Either too much or too little _mCa²⁺ can contribute to disease. _mCa²⁺ has pleiotropic roles in diseases such as cancer, neurodegeneration, and heart failure that relate to its fundamental functions in supporting mitochondrial bioenergetics, influencing mitochondrial signaling, and cell death.

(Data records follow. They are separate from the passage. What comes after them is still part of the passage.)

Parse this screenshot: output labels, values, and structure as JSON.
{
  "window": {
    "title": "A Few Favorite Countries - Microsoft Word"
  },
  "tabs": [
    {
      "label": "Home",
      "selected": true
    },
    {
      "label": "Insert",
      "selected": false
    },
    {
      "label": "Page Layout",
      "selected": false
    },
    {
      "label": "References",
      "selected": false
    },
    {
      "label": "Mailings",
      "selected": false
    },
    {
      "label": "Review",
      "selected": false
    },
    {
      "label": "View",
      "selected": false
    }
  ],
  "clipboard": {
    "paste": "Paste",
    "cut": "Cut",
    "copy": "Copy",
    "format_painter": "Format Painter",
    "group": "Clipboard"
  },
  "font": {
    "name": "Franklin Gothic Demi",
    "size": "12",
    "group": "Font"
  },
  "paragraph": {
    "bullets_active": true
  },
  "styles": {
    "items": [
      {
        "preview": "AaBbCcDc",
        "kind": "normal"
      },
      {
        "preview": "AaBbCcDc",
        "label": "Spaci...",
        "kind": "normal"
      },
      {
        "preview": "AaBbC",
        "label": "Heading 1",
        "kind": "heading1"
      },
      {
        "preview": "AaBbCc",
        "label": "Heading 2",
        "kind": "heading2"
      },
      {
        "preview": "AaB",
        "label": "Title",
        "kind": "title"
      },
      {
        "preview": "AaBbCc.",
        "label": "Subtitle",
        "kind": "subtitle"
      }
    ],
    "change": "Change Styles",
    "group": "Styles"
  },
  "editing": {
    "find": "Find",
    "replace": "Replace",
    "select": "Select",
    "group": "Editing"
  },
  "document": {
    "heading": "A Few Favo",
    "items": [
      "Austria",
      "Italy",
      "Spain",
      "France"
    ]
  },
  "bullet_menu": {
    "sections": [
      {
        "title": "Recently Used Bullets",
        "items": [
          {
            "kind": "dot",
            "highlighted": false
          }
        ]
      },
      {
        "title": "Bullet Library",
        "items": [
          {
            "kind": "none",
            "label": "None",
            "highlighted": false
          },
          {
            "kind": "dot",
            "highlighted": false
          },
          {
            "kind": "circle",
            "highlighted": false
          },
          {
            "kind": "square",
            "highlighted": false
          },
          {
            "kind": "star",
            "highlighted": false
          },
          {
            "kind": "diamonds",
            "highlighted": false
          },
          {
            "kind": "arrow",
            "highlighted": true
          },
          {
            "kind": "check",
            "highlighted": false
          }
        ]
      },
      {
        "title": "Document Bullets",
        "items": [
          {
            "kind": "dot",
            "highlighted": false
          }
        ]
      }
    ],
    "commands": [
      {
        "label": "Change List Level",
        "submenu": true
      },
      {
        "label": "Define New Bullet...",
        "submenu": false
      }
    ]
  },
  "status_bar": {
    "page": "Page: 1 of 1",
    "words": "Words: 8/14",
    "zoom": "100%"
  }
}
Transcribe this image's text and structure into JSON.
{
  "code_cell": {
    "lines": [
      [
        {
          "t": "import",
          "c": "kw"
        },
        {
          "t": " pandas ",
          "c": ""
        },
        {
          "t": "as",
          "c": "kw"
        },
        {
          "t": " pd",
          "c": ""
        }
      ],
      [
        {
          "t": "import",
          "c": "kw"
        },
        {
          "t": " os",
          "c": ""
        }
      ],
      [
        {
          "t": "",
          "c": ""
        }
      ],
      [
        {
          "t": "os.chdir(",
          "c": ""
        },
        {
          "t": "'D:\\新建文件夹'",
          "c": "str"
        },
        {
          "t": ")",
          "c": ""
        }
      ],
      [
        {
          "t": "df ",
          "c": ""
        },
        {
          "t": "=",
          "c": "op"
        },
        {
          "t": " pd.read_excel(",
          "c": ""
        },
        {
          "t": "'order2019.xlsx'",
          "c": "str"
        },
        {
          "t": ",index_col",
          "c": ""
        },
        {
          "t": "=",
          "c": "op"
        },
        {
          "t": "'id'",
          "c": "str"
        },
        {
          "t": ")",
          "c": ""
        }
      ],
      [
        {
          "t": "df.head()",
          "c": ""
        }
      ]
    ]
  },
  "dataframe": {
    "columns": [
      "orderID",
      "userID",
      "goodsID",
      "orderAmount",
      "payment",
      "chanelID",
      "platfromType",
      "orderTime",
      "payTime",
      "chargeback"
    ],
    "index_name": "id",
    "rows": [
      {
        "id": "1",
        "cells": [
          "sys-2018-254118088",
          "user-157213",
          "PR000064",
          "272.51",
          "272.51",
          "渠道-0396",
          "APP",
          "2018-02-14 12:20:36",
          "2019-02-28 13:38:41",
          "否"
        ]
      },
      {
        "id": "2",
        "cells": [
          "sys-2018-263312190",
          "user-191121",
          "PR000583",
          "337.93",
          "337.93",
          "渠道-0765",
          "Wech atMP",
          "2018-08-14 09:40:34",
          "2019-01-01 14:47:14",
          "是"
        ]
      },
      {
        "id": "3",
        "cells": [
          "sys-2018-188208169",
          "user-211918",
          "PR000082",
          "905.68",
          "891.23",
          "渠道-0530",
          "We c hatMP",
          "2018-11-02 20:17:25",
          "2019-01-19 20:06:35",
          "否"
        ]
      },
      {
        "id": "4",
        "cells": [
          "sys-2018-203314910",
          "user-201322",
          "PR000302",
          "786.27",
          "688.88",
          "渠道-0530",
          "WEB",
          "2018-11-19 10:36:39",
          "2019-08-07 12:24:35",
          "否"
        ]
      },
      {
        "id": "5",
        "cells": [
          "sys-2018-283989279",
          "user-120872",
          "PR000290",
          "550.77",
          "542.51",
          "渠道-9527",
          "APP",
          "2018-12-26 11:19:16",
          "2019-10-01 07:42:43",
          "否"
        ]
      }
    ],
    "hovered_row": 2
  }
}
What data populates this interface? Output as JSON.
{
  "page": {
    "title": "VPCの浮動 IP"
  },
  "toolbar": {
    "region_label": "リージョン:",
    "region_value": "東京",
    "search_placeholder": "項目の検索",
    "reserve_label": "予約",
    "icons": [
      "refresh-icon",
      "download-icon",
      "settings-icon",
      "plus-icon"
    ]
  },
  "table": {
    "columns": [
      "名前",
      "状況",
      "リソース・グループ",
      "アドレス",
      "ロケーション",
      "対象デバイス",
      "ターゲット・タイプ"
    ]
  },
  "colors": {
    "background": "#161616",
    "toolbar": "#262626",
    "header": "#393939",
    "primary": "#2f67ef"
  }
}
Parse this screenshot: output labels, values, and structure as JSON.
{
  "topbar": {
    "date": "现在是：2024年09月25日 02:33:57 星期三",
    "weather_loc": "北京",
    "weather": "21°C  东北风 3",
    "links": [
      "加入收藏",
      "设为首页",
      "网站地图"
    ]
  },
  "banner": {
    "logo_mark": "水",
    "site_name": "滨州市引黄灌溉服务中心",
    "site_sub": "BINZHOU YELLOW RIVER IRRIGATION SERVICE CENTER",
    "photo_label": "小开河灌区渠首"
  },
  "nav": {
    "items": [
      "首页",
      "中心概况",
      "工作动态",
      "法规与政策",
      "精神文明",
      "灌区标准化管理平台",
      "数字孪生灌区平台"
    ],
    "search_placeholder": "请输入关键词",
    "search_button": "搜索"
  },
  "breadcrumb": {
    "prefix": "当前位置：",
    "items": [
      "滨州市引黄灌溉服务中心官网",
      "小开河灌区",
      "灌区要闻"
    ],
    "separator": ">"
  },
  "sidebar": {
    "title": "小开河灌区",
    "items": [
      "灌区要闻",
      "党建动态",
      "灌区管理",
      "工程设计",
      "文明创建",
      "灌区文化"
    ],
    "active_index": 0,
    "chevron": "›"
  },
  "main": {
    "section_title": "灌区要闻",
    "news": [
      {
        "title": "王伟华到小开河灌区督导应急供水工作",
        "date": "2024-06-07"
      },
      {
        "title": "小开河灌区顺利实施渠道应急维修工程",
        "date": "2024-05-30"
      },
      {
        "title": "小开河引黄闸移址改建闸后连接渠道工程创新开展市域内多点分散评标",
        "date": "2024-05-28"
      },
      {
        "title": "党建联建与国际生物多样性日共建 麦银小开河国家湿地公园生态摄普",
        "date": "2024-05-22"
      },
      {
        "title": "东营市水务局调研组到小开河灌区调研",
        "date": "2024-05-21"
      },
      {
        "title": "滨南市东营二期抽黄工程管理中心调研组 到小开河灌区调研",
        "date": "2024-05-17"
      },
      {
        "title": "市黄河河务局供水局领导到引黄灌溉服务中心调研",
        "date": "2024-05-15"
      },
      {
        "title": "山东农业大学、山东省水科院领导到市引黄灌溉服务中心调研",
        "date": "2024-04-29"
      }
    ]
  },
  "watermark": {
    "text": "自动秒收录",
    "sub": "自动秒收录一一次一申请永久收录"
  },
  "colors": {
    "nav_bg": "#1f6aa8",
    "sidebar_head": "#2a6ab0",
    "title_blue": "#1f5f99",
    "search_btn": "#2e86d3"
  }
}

For example, acute _mCa²⁺ overload during cardiac ischemia-reperfusion injury causes excess reactive oxygen species (ROS) production and elicits mitochondrial permeability transition, which compromises mitochondrial ATP production and triggers cardiomyocyte death. These immediate effects of _mCa²⁺ overload impair the heart’s mechanical pump function and over time cause the heart to fail. In end-stage heart failure, however, _mCa²⁺ content may be reduced below normal levels because of excessive mitochondrial Na⁺/Ca²⁺ exchange. Here, diminished _mCa²⁺-dependent stimulation of TCA cycle flux can disrupt mitochondrial redox balance, favor ROS production, and impair mitochondrial ATP production. The diminished ATP supply and excessive oxidative stress drive further impairment of the heart’s contractile function. See glossary for abbreviations.